This past weekend in France was filled with long bus rides, wine, cheese, crepes, and French fries. I pretty much ate my way through the country for the most part; my stomach moved through France at speeds which the French have not seen since the blitzkrieg in WW2. I can honestly feel myself getting fatter throughout the course of this trip, but I am unwilling to go on a diet and not eat the national foods. On the first night in France, we ate at a buffet: I consumed French foods, cheeses, and Spanish wine until my stomach hurt. One friend on the trip had a bit too much wine and ended up regurgitating his meal inside the bus about two hours later, making a great surprise for the bus driver on the following morning. After the buffet, we went to the top of Mont Parnesse, Paris’s 2nd highest structure, second only to the Eiffel Tower.
        Early Saturday morning, we began to walk through Paris. Interestingly enough, Luke was leading our group of twelve, and coincidentally, we walked right into the middle of a massive gay parade. In response, we all made fun of Luke and jokingly commented that he had planned the rendezvous. Then three hours later, Luke somehow led us to the heart of the parade once again.
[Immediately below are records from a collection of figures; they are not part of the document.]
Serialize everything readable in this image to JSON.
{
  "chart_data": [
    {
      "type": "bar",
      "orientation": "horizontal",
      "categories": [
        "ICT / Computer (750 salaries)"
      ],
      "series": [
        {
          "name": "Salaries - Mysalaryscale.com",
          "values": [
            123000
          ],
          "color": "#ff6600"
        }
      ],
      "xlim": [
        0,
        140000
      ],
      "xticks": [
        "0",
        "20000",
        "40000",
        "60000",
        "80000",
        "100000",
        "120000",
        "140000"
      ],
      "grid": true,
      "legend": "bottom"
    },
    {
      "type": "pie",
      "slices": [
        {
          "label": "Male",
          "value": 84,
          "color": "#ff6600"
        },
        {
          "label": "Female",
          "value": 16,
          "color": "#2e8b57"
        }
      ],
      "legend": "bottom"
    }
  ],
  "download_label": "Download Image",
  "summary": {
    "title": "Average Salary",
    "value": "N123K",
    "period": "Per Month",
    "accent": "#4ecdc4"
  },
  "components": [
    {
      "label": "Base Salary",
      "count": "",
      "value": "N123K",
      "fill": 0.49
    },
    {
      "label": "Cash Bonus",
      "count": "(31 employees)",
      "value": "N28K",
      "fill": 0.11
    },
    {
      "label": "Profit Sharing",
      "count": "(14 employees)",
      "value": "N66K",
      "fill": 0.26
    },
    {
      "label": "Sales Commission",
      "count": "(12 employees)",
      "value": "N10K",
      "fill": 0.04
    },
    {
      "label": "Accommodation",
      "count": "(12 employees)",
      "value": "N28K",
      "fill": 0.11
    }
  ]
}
Now, the first time may have been just a coincidence, but as for the second, I think not. Fear this Maura. On Saturday, I saw the Mona Lisa while visiting the Louver: It was cool to stand 2 feet away from the world’s most famous painting totally clueless as to what makes it so renowned and respected. After walking through Paris for a bit longer, Luke and I ran to the Arc de Triumph. While sweating profusely, trying to avoid running into French people in the streets, and doing our best not to miss the bus, Luke got yelled at by a French policeman for not wearing a shirt in public. Thus for the rest of the way, I was sweating, dodging French people, and also listening to Luke complain about the farce that he now believed French liberalism to be.
        We actually did make the bus and ended up going to the top of the Eiffel Tower. The view was for the most part indescribable, and the strong wind added to the thrill of being 350 meters above the surface of the earth. A couple of friends and I decided to take the steps about two-thirds of the way down, and after 20 minutes or so, we finally arrived at the bottom.
        On Sunday, we visited the Palace of Versailles and saw the famous room where the Treaty of Versailles was signed. Honestly, I have to give the French some credit: Unlike the British, they realized how pointless a king and queen were and beheaded them, saving billions of dollars in pointless, extravagant, spending over the next 200 years. After seeing more of Versailles, we met the bus and began the long trip back home. Thanks to London’s traffic, we arrived back home eleven hours and two bus movies later.